If you can play back Hi8 material on a Digital8 camera, you will also get the better capture quality and can use the same procedures as for digital tape. In this case you also shouldn't bother about getting an analog video card. It's pretty useless. Just opt for a DV and a TV card.



This is amateur camcorder material. Hi8 tape played with a Digital8 Camcorder and captured via IEEE1394 interface. Filters: VirtualDub Smart Smoother R3 interlaced, then Smart Deinterlacer (settings here) to have complete comparability with the TMPGenc example. Encoding done w. VirtualDub, DivX4.11 2-pass ('slowest'), bitrate 2500.
4 seconds, file size 2 MB.
BTW, the little stairs at the edges of some bright white objects are an effect of the camera. I could also have used a cleaner source but such average amateur material is more difficult to deinterlace and to encode so it's a better test for the process.

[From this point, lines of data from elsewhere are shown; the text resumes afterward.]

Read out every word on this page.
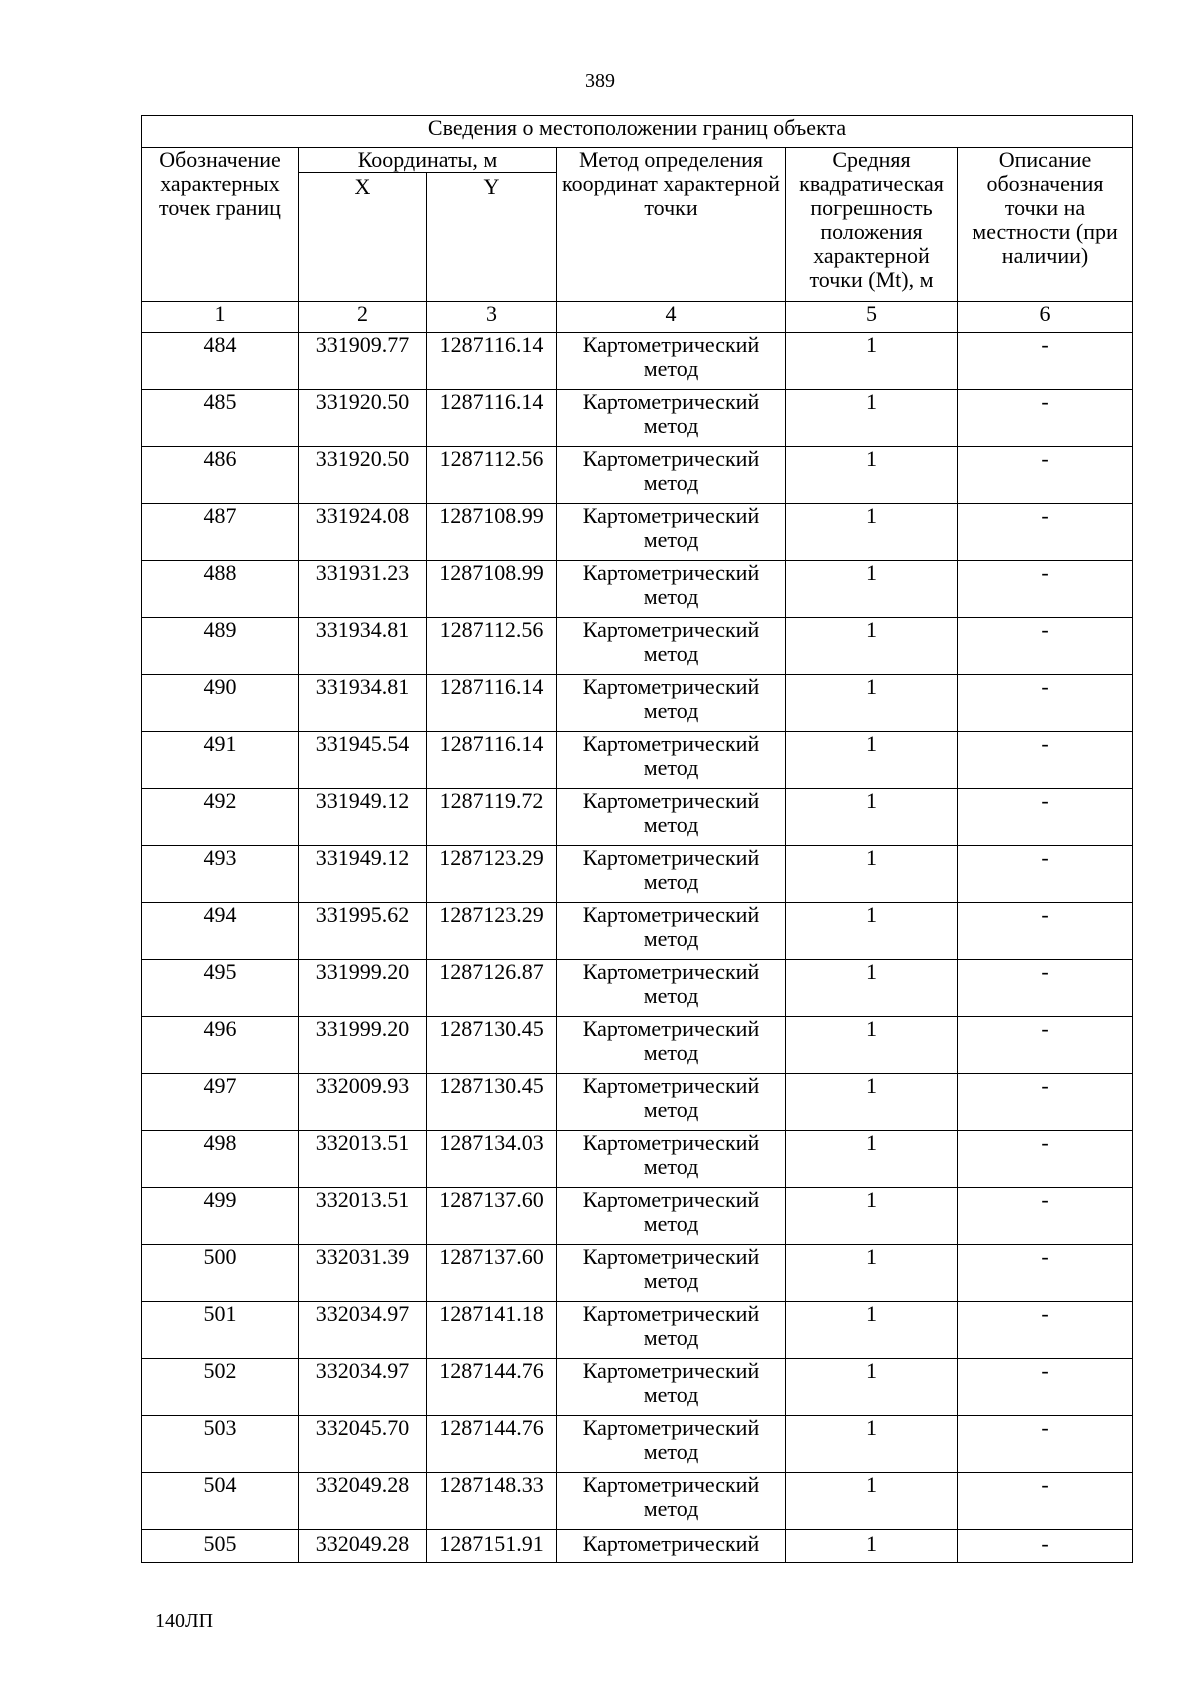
389
Сведения о местоположении границ объекта					
Обозначение характерных точек границ	Координаты, м		Метод определения координат характерной точки	Средняя квадратическая погрешность положения характерной точки (Mt), м	Описание обозначения точки на местности (при наличии)
	X	Y			
1	2	3	4	5	6
484	331909.77	1287116.14	Картометрический метод	1	-
485	331920.50	1287116.14	Картометрический метод	1	-
486	331920.50	1287112.56	Картометрический метод	1	-
487	331924.08	1287108.99	Картометрический метод	1	-
488	331931.23	1287108.99	Картометрический метод	1	-
489	331934.81	1287112.56	Картометрический метод	1	-
490	331934.81	1287116.14	Картометрический метод	1	-
491	331945.54	1287116.14	Картометрический метод	1	-
492	331949.12	1287119.72	Картометрический метод	1	-
493	331949.12	1287123.29	Картометрический метод	1	-
494	331995.62	1287123.29	Картометрический метод	1	-
495	331999.20	1287126.87	Картометрический метод	1	-
496	331999.20	1287130.45	Картометрический метод	1	-
497	332009.93	1287130.45	Картометрический метод	1	-
498	332013.51	1287134.03	Картометрический метод	1	-
499	332013.51	1287137.60	Картометрический метод	1	-
500	332031.39	1287137.60	Картометрический метод	1	-
501	332034.97	1287141.18	Картометрический метод	1	-
502	332034.97	1287144.76	Картометрический метод	1	-
503	332045.70	1287144.76	Картометрический метод	1	-
504	332049.28	1287148.33	Картометрический метод	1	-
505	332049.28	1287151.91	Картометрический	1	-
140ЛП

I think the example shows that Smart Deinterlacer has reached a very mature state. Smart Smoother (same for Temporal Cleaner or Temporal Smoother) removes the noise from the analog tape without blurring anything. For DV footage the prefiltering wouldn't always be necessary. The MPEG4 data rate could be lowered to fit 60 min on one CD, because longer films seldom have as much motion as this example.

The last scene however is extremely difficult and would normally stutter with MS MPEG4 or Divx;-)3.11 without using nandub. It would also be difficult with MS Media8.
With DivX4 as well as
TMPGenc (MPEG2) it works.
Procedure for MPEG2:
Use TMPGenc with the DVD template but change max. bitrate to 3000 and quality to 35%, or use 2-pass with average bitrate at 2500...3000. Some templates on the TMPGenc page.
If you do not want to use VirtualDub as preprocessor, use TMPGenc's adaptive deinterlacing filter.
Not even every TV output handles interlacing correctly, so you might want to deinterlace first. Tsunami has filters for this. See the
TMPGenc page for procedures and an example of the same footage.

Hint: If you have Video8 or Hi8 tapes, play them on a Digital8 camcorder. It will play back in better quality than on the analog device and the output will also be time base stabilized and much easier to capture. Even better if you capture the digital output directly by the DV (IEEE1394) interface.
You may also use many Digital8 camcorders as direct analog to digital converters to improve and capture signals from VHS video recorders or cameras. In Europe, you have to enable the analog and digital inputs by changing the firmware settings of the camera. Several video vendors offer that service. Go get such a Digital8 camera, it's an unbeatable value for the money.